米国市場も4月は相対的に好調な月です。米連邦準備制度理事会(FRB)による早期の利上げ打ち止め期待が高まる中、3月末までの四半期ベースで、ダウ平均は0.4%高と小幅高にとどまりましたが、S&P500は7.0%高、ハイテク株主体のナスダックに関しては16.8%高と2020年第2四半期以来の大幅高となりました。
金融不安を通じて米10年債利回りの上昇が抑えられる中、金融株は需給悪化で不利な状況が続く一方で、ハイテク株の買いは続くのかが4月相場の強さのポイントとなります。逆に、ハイテク株の反動安が生じるようだと、日米ともに4月好調のアノマリーは効かなくなることになるのでしょう。
TOPIXが示す3月の月足ローソク足に注目
TOPIX(東証株価指数)が示した3月の月足ローソク足に注目です。上と下に同じ長さのヒゲを伴う「十字足」を形成しました。
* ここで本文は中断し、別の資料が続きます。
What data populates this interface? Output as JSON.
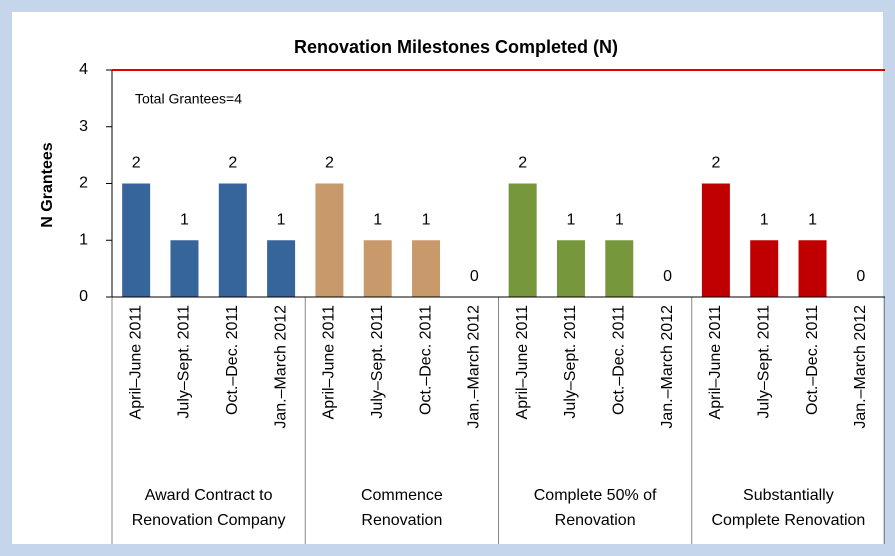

厳密には「十字足」ではなく、始値よりも終値の方が若干高いので「陽線」といった方が正解なのですが、上と下に極端に長いヒゲを形成している点では、両者ともに相場の解釈はほぼ同じ、と考えて良いでしょう。
この上と下のヒゲは、上方向にも下方向にもお互いに「往ってこい」の動きになったことを意味しており、売り方と買い方の力がきっ抗していることを示しています。
「十字足」は一般的には相場の基調が大きく変化する兆しを示唆していて、売り方と買い方の勝敗がまもなく決まる(トレンドが発生する)直前に出る分岐足とも言われます。
しかし、今回のように、これだけ極端に長い「ヒゲ」が出てくるということは、売り方と買い方にまだ十分な体力が残っていることになり、勝負はしばらく決着がつかない、そんな形状にみえます。
そのように考えると、4月は依然として両者のにらみ合いが続く可能性が高く、基調が変化するというよりも、3月のヒゲの範囲内でもみ合いとなる可能性の方が高い、と判断できそうです。